I’m Betty Pei Ching Sun and I’m a proud member of the Human Rights Campaign family, Board of Directors and the Asian-American, Native Hawaiian/Pacific Islander community. I’m happy to share some thoughts on AANHPI Heritage Month, which we celebrate each May.
Members of the AANHPI community have helped to build our country; from farms and railroads to the arts and sciences, athletic arenas and public offices. And despite the trials and tribulations, hardships and heartbreaks, it’s so touching to me that we are in this place in American history in which our diverse cultures can be recognized with our own affinity month.
My parents came to the United States from Taiwan when I was eight-years-old. They opened a restaurant in Southern California. I lived with my aunt and uncle in Taiwan for three years, seven months and one week, until my parents could finally negotiate the immigration bureaucracy and secure a visa for me as well.
We moved to the United States because my parents wanted a better life for me.
My father gave me six months to learn English. After school every day, I would listen to audiobooks for kindergarten students and follow along with the print editions while holding a mirror to make sure I was pronouncing and enunciating each word correctly. And then I would help my parents at the restaurant, where I could practice speaking English with our guests.
It wasn’t easy and it’s still not always easy. My parents were robbed at gunpoint more than once in America. They feared being harassed and attacked at home, at church, at work, and on the streets. Like so many other Asian-Americans and immigrants, they felt voiceless and suffered violence and racism in silence. My parents told me, “Do well in your schoolwork, keep your head down, don’t make waves and be a positive contributing factor to society.” That was just the Asian way for our family.
The Asian American communities in Dallas and Laguna Woods are just the latest to have to grapple with senseless anti-Asian violence and attempts to silence or erase us. Sign HRC’s petition to stop anti-Asian violence and protect AANHPI people and LGBTQ+ rights.
I also suffered blatant racism and discrimination in school and at work. Despite being a junior Olympic swimmer in high school, I was told by the coaches at my high school that I couldn’t even try out for our sports teams, because "Asians aren’t good athletes." My parents ended up transferring me to a private high school for my senior year so that I would have more social and educational opportunities.

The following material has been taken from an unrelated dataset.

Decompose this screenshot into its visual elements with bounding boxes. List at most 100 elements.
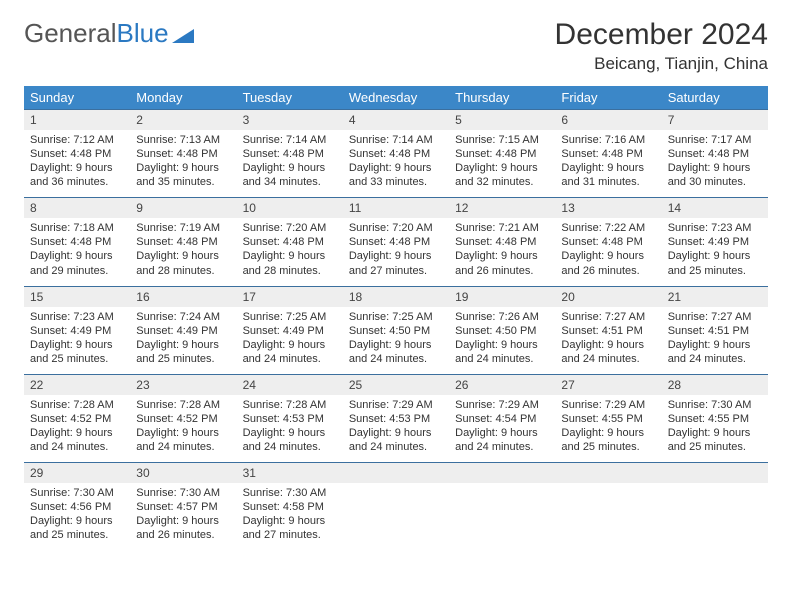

And now I work in Commercial Real Estate and Disaster Management, which have traditionally been a “man’s field.” As a single working mother, I often feel like I have to work twice as hard to get half as far as my cisgender male colleagues, who have the privilege of living their authentic lives while enjoying the presumption of competence and inclusion, membership in the “club,” if you will.

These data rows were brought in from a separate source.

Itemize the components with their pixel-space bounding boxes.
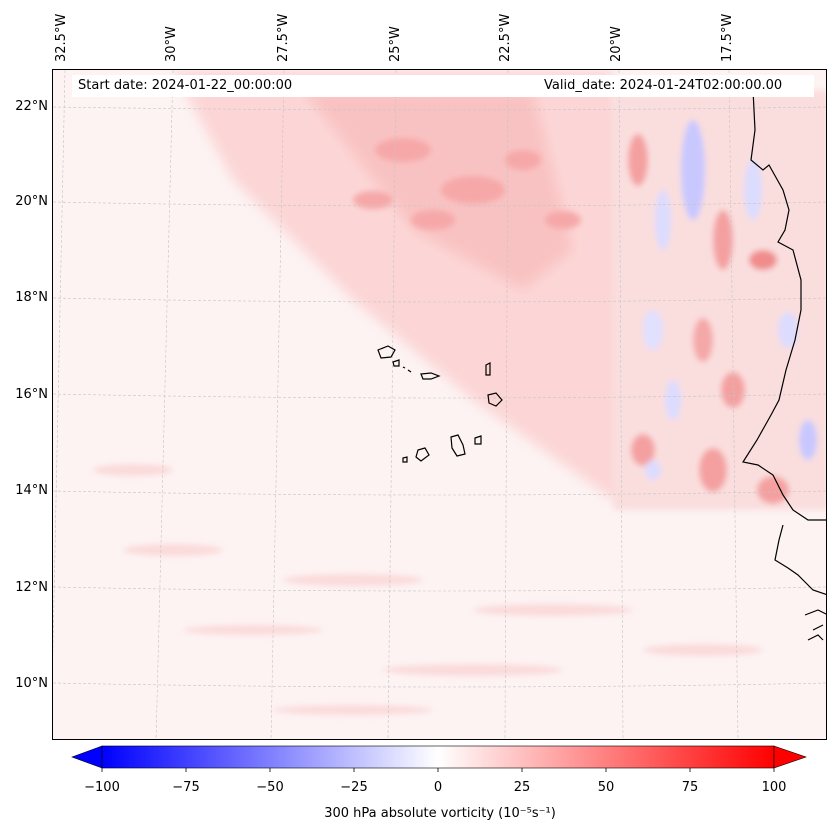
- vorticity-band-core: [303, 90, 573, 290]
- vorticity-eddies-east: [613, 90, 826, 510]
- lon-label-32.5w: 32.5°W: [54, 13, 69, 62]
- vorticity-streaks-north: [353, 138, 581, 230]
- colorbar-tick-label: −100: [84, 780, 120, 795]
- lat-label-14n: 14°N: [15, 483, 48, 498]
- vorticity-streaks-south: [93, 464, 763, 715]
- lat-label-22n: 22°N: [15, 99, 48, 114]
- date-strip: [308, 75, 538, 97]
- graticule: [53, 70, 826, 739]
- lat-label-16n: 16°N: [15, 387, 48, 402]
- map-panel: [52, 69, 827, 740]
- lon-label-22.5w: 22.5°W: [498, 13, 513, 62]
- colorbar-tick-marks: [101, 768, 775, 772]
- valid-date-label: Valid_date: 2024-01-24T02:00:00.00: [538, 75, 814, 97]
- colorbar-tick-label: 0: [433, 780, 443, 795]
- lon-label-20w: 20°W: [609, 26, 624, 62]
- colorbar-tick-label: 25: [513, 780, 531, 795]
- colorbar-tick-label: −50: [256, 780, 284, 795]
- vorticity-band: [173, 70, 693, 500]
- lat-label-10n: 10°N: [15, 676, 48, 691]
- colorbar-tick-label: 50: [597, 780, 615, 795]
- start-date-label: Start date: 2024-01-22_00:00:00: [72, 75, 308, 97]
- lon-label-25w: 25°W: [388, 26, 403, 62]
- vorticity-field: [53, 70, 826, 739]
- colorbar-tick-label: 100: [761, 780, 787, 795]
- lat-label-18n: 18°N: [15, 290, 48, 305]
- colorbar-gradient: [101, 745, 775, 769]
- coastline-guinea: [774, 524, 826, 595]
- colorbar-extend-low: [71, 745, 103, 769]
- colorbar-extend-high: [773, 745, 807, 769]
- lat-label-12n: 12°N: [15, 580, 48, 595]
- lon-label-30w: 30°W: [164, 26, 179, 62]
- lon-label-27.5w: 27.5°W: [276, 13, 291, 62]
- colorbar-tick-label: 75: [681, 780, 699, 795]
- lat-label-20n: 20°N: [15, 194, 48, 209]
- colorbar-label: 300 hPa absolute vorticity (10⁻⁵s⁻¹): [324, 806, 556, 821]
- cape-verde-islands: [377, 345, 503, 463]
- colorbar: [71, 745, 807, 772]
- colorbar-tick-label: −25: [340, 780, 368, 795]
- colorbar-tick-label: −75: [172, 780, 200, 795]
- lon-label-17.5w: 17.5°W: [720, 13, 735, 62]
- coastline-africa: [742, 89, 826, 521]
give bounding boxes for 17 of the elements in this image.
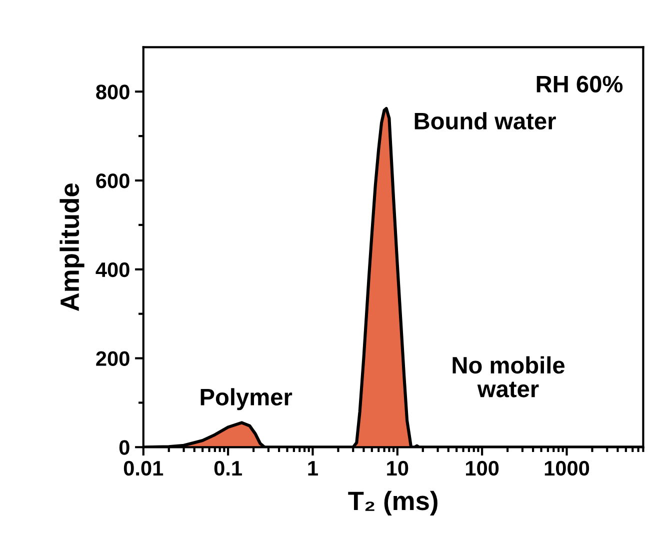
y-tick-label: 600 <box>96 173 130 188</box>
x-axis-title: T₂ (ms) <box>348 490 438 516</box>
annotation: No mobile water <box>452 356 565 398</box>
y-axis-title: Amplitude <box>60 184 84 311</box>
y-tick-label: 0 <box>119 440 130 455</box>
x-tick-label: 1000 <box>544 460 590 476</box>
y-tick-label: 200 <box>96 351 130 366</box>
annotation: RH 60% <box>536 76 623 92</box>
x-tick-label: 1 <box>308 461 318 476</box>
annotation: Bound water <box>414 112 556 130</box>
x-tick-label: 0.01 <box>124 460 164 476</box>
y-tick-label: 800 <box>96 84 130 100</box>
x-tick-label: 10 <box>387 460 408 476</box>
annotation: Polymer <box>200 388 292 410</box>
x-tick-label: 0.1 <box>214 460 242 476</box>
x-tick-label: 100 <box>466 460 499 476</box>
y-tick-label: 400 <box>96 262 130 278</box>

Like many of us, I have had to prove myself based on my performance at school and at work against double standards, unfair expectations and conscious or unconscious bias and discrimination. But I learned fortitude and resilience and am grateful for every one of those difficult moments that have made me who I am — and now I have the ability and the voice to speak up for myself, my family and my communities.
Being involved with the Human Rights Campaign has been a godsend for me. While in my thirties, a friend took me to an HRC gala dinner. When the ballroom door opened, it was like the sky opened up before me! Everyone could be themselves without judgment. I raised my hand and said, “Where do I sign up, and how can I help?!” It’s a privilege to support an organization that fights homophobia, transphobia, misogyny, sexism and racism on all fronts with a progressive vision of equality for everyone.
My young son grew up with me in the HRC family. Whether at HRC gala dinners or pop-up fundraisers at our restaurant, Ethan would wear his bow tie and ask people for additional donations — and he got them every time! After one event, when he was nine, Ethan said to me, “Mommy, I don’t know if I’m going to like boys or girls, but I know you’re going to love me no matter what!” At that moment, I knew that I was doing something right by opening up this world to him where there is acceptance and love, no matter who we are or whom we love.
We at HRC will continue working together and in partnership with our allies to make AANHPI Heritage Month more recognized and valued. We are committed to making sure the voices of our communities are heard and that we are standing alongside them in the fight for equality.
This month and every month, I want us to lift our heads, raise our voices and make impactful waves toward a society that is more fair, equitable, inclusive and prosperous for everyone.